For the new golf century, Alan Tait warbles Tiger Woods’ tale


Nick Rodger Nick Rodger

Did you know that Tiger Woods once played with Alan Tait? But you knew that, of course. The story of Tait’s Tiger is so well known in local circles that it really should be displayed in the British Golf Museum in its own display case.

In preparation for the 1995 Scottish Open at Carnoustie, just a reminder for those of you who don’t know – and there are undoubtedly village elders of a remote tribe in Sarawak who know the story well – Tait played a practice round with Tiger.

Woods was in the U.S. then. Amateur champion, and superstar already. At the impressive Angus course, Tait was the course record holder, and his local experience and knowledge of contacts were much sought after by Woods.

As Tait recalled in countless glass-clinking after-dinner speeches, the rest is history. “The first time I told the story, I said the crowd around the first tee was about 1,000, but at last count I think it’s grown to about 20,000,” Tait said with a chuckle.

Tait, a great bundle of charm and a man so steeped in golf that you have to wring him out almost weekly, has maintained an unwavering passion for the game he adores in his 30-year professional career.

The 51-year-old has never been one to idly twiddle his thumbs with a multitasking skill once reserved for a Swiss Army knife.

He spreads the golf gospel at the grassroots level with the creative, instructional and entertaining GolPhin program in his current place.
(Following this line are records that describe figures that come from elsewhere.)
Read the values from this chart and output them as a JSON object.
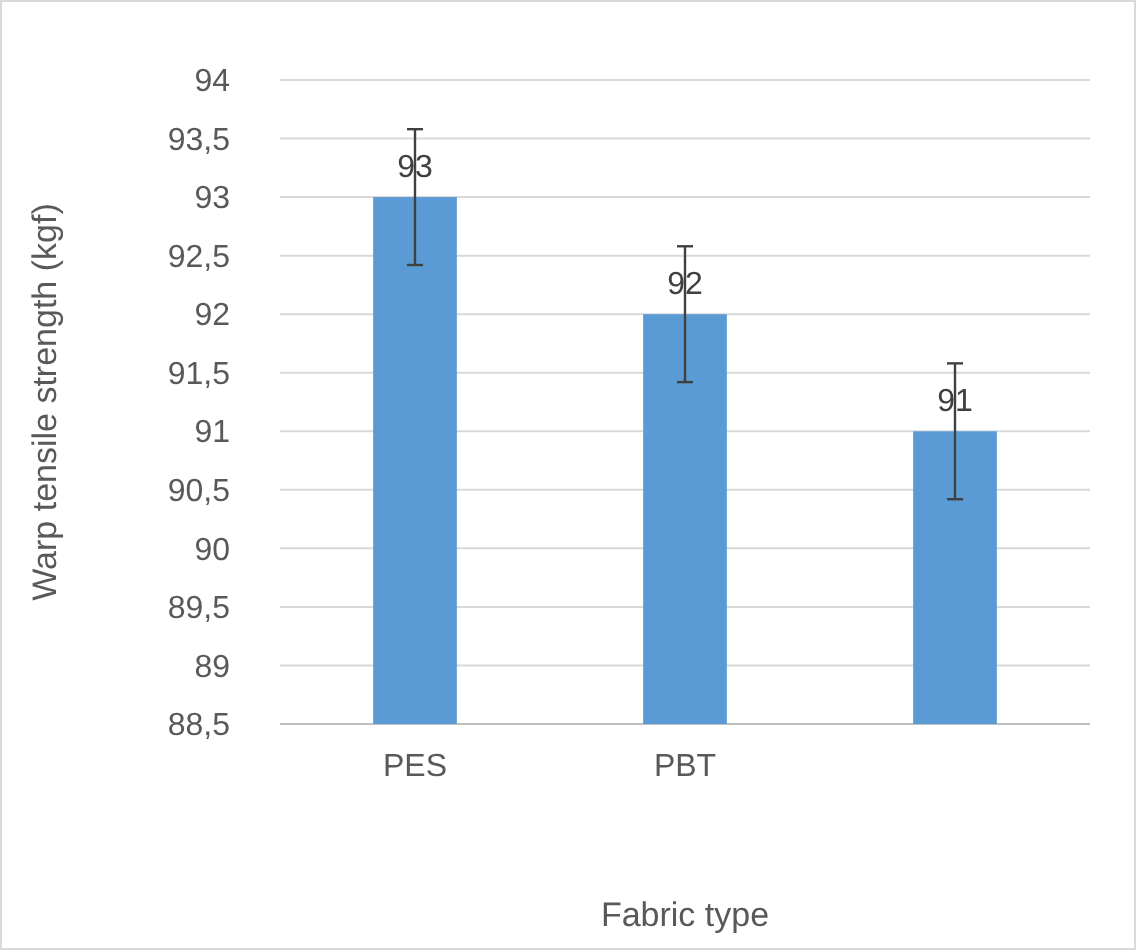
{
  "chart_data": {
    "type": "bar",
    "xlabel": "Fabric type",
    "ylabel": "Warp tensile strength (kgf)",
    "categories": [
      "PES",
      "PBT",
      null
    ],
    "values": [
      93,
      92,
      91
    ],
    "color": "#5b9bd5",
    "errors": [
      0.58,
      0.58,
      0.58
    ],
    "data_labels": true,
    "ylim": [
      88.5,
      94
    ],
    "yticks": [
      {
        "value": 88.5,
        "label": "88,5"
      },
      89,
      {
        "value": 89.5,
        "label": "89,5"
      },
      90,
      {
        "value": 90.5,
        "label": "90,5"
      },
      91,
      {
        "value": 91.5,
        "label": "91,5"
      },
      92,
      {
        "value": 92.5,
        "label": "92,5"
      },
      93,
      {
        "value": 93.5,
        "label": "93,5"
      },
      94
    ],
    "grid": "y"
  }
}
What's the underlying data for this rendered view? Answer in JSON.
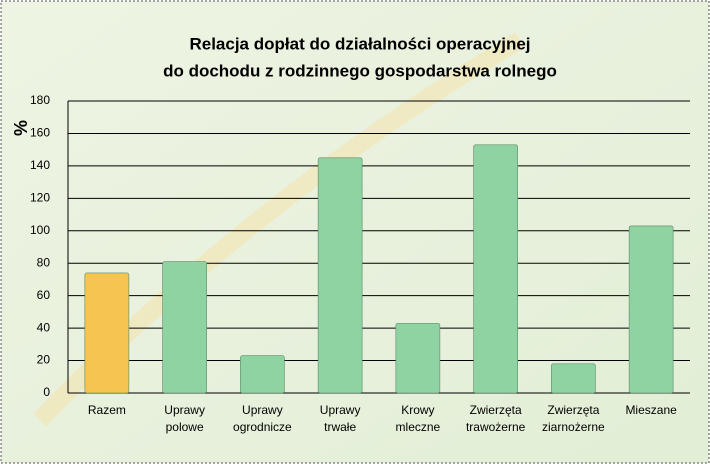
{
  "chart_data": {
    "type": "bar",
    "title": [
      "Relacja dopłat do działalności operacyjnej",
      "do dochodu z rodzinnego gospodarstwa rolnego"
    ],
    "y_label": "%",
    "categories": [
      [
        "Razem"
      ],
      [
        "Uprawy",
        "polowe"
      ],
      [
        "Uprawy",
        "ogrodnicze"
      ],
      [
        "Uprawy",
        "trwałe"
      ],
      [
        "Krowy",
        "mleczne"
      ],
      [
        "Zwierzęta",
        "trawożerne"
      ],
      [
        "Zwierzęta",
        "ziarnożerne"
      ],
      [
        "Mieszane"
      ]
    ],
    "values": [
      74,
      81,
      23,
      145,
      43,
      153,
      18,
      103
    ],
    "colors": [
      "#f5c451",
      "#8fd3a2",
      "#8fd3a2",
      "#8fd3a2",
      "#8fd3a2",
      "#8fd3a2",
      "#8fd3a2",
      "#8fd3a2"
    ],
    "ylim": [
      0,
      180
    ],
    "yticks": [
      0,
      20,
      40,
      60,
      80,
      100,
      120,
      140,
      160,
      180
    ],
    "grid": true
  }
}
He said of the far-reaching junior program, “It’s a breath of fresh air,” I’ve held the position of golf director at different places for the past 20 years, and as much as I’ve enjoyed them, they’ve been pretty stressful. No matter what you did, you were always made fun of by people.

I enjoyed bringing something back into the game all the time. This article is about getting children excited about golf, but also helping clubs reinforce their junior divisions. It is really gratifying.

At a young age, Tait’s own golf education started and took him for a single, fleeting season as far as the European Tour. The learning experience in that hard knocks school, however, was a difficult one.

“I got a beer and said to myself, ‘That’s it, I’ve done it,’ when I came off the last green at the 1996 Qualifying School final and won my passport,” reflected the former Scottish boys’ champion and former Tartan Tour No. 1. “I had waited for that moment all my life and naively believed I would make millions and travel the world for years. I am ashamed, to this day, to say it. I was dreaming of conquering the world, but I wasn’t even close to setting foot on the ladder.

I had received such a wake-up call within a few months. I had gotten a massive scare. The players of the journeymen were a different class, not to mention the stars. I was in the middle of the season before I knew it and had gained absolutely nothing. The strain was mounting and it became a panic. I had barely any sponsors, and it cost another £ 1,000 or so every time I boarded a flight.

It might have been different if I had someone to direct me and advise me, but I just took it into my own hands. I’ve had one year and I just got caught in the spotlight. Look at the young guys on the tour who are popular, like Bob MacIntyre or Connor Syme. The amount is staggering, and for what they do, I admire them.’

“Tait’s own efforts on the home front are also worth a salute. His Get Back To Golf Tour gave professionals and amateurs the chance to compete in a year hit by a pandemic, suddenly faced with a devastated schedule. “I woke up at 3 a.m. One morning, thinking about these players who had little to play for,” says Tait, who has created a series of paid mini-tours nationally over the years. “I put together eight tournaments, and it was an opportunity for them to play a little golf and make a little money.

It was supposed to be a one-time thing, but the players’ reaction was so positive that next year I wanted to continue it. I’ve already arranged 12 tournaments, including a little sponsorship to fill the pots. I don’t get much out of it, but it’s a nice thing to do.

Golf is blessed to have people like Tait. Again, what was the story with Tiger?